Deze motie is voorgesteld door het lid Dittrich. Naar mij blijkt, wordt zij voldoende ondersteund.

Zij krijgt nr. 5 (26200 VI).

De heer Dittrich (D66):

Voorzitter! Ik hoop dat de minister van Justitie nader in wil gaan op de kwestie die ik aan de orde heb gesteld. Ik hoop op een positief antwoord. Gisteren hebben wij in het overleg over de Lockerbiezaak gehoord dat de minister zich het gedachtegoed al eigen heeft gemaakt. Dat gebeurde dus in een openbare vergadering en ik hoop dat hij zich nu op dezelfde manier uitlaat.

De voorzitter:

Mijnheer Dittrich, ik wijs u erop dat u bij dit soort debatten inclusief voor het formuleren van de motie twee minuten spreektijd hebt. Wilt u daarmee in het vervolg rekening houden?

De heer Zijlstra (PvdA):

Voorzitter! De PvdA-fractie heeft zich bij de behandeling van de Penitentiaire beginselenwet positief opgesteld tegenover de Penitentiaire maatregel. In het algemeen overleg enkele weken geleden heeft mijn collega Desiree Duijkers dat nogmaals gedaan. Wij denken dat het penitentiair programma een belangrijk middel kan zijn om gedetineerden te laten terugkeren in de samenleving. Wij willen die ontwikkeling graag blijven volgen. Daarom heb ik het genoegen om mede namens de collega's Niederer en Dittrich de volgende motie in te dienen.

De Kamer,

gehoord de beraadslaging,

overwegende, dat bij de toepassing van de Penitentiaire maatregel specifieke aandacht moet worden besteed aan de uitwerking van een aantal onderdelen;

verzoekt de regering bij de evaluatie met name in te gaan op de volgende punten:

  • - de toereikendheid van financiële middelen;

  • - de afbakening van de verantwoordelijkheden van de opdrachtgevers, beslissers en uitvoerders;

  • - de mate waarin vrouwen en mannen evenredig van de maatregel gebruik maken;

  • - de uitval van gedetineerden die aan de programma's meedoen;

  • - de wijze waarop medische verzorging door de inrichtingsarts en de geestelijke verzorging daadwerkelijk zijn gewaarborgd;

  • - de positie van de reclassering,

en gaat over tot de orde van de dag.

De voorzitter:

Deze motie is voorgesteld door de leden Zijlstra, Niederer en Dittrich. Naar mij blijkt, wordt zij voldoende ondersteund.

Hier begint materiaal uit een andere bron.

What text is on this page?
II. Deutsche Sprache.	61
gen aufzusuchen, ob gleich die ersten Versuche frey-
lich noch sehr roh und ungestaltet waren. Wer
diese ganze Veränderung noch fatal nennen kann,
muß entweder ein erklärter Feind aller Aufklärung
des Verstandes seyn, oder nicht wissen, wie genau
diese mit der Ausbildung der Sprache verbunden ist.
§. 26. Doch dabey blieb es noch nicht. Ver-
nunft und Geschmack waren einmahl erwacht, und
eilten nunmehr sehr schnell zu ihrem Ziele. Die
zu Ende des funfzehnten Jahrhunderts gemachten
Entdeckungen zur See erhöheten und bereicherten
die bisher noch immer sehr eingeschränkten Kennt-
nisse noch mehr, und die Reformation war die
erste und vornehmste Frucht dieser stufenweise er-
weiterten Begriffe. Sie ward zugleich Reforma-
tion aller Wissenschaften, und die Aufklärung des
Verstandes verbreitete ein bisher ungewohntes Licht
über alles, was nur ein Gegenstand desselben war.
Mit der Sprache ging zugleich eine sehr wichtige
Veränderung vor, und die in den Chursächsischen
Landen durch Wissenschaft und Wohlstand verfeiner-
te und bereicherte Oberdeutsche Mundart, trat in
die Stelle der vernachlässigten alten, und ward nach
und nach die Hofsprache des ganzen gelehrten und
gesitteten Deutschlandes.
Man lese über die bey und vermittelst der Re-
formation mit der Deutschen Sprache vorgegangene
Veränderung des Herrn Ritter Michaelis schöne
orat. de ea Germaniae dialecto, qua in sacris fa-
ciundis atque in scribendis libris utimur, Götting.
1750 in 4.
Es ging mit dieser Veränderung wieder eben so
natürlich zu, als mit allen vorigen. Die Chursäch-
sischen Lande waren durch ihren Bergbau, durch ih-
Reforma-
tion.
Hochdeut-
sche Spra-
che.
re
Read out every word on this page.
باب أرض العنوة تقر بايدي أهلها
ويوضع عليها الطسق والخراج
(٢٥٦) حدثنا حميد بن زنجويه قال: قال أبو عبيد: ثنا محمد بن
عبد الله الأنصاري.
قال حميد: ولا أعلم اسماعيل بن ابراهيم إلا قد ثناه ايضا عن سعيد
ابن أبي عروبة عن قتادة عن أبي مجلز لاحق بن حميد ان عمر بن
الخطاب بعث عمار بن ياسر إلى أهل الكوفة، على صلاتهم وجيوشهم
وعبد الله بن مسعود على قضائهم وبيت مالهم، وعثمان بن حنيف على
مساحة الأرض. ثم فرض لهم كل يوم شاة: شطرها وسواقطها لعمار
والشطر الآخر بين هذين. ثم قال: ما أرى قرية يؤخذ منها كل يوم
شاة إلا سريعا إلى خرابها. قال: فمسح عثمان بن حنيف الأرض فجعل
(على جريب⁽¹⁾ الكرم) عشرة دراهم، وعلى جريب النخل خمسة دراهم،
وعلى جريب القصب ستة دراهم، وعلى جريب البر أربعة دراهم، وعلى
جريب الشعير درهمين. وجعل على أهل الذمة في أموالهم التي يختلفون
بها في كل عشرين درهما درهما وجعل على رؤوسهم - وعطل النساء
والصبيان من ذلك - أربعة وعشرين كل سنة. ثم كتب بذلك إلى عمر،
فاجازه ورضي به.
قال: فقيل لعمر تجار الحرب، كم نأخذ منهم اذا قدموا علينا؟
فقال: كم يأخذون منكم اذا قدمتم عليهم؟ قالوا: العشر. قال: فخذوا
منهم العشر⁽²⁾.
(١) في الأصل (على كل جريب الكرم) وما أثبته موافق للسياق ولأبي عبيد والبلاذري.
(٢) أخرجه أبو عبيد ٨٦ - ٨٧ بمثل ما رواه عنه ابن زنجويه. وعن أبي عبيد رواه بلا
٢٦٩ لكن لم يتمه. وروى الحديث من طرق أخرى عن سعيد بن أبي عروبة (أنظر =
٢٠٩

Zij krijgt nr. 6 (26200 VI).

De heer Zijlstra (PvdA):

Voorzitter! Ik wil graag het oordeel van de minister horen over de motie van de heer Dittrich alvorens daarover een oordeel te geven.

Minister Korthals:

Voorzitter! Je moet oppassen in de politiek grappen te maken, want die worden soms verkeerd uitgelegd. De heer Dittrich heeft inderdaad een grap mijnerzijds direct naar zich toegetrokken en die zo uitgelegd alsof ik sympathie voor zijn motie zou hebben. Ik heb in het overleg reeds aangegeven dat ik dat niet heb.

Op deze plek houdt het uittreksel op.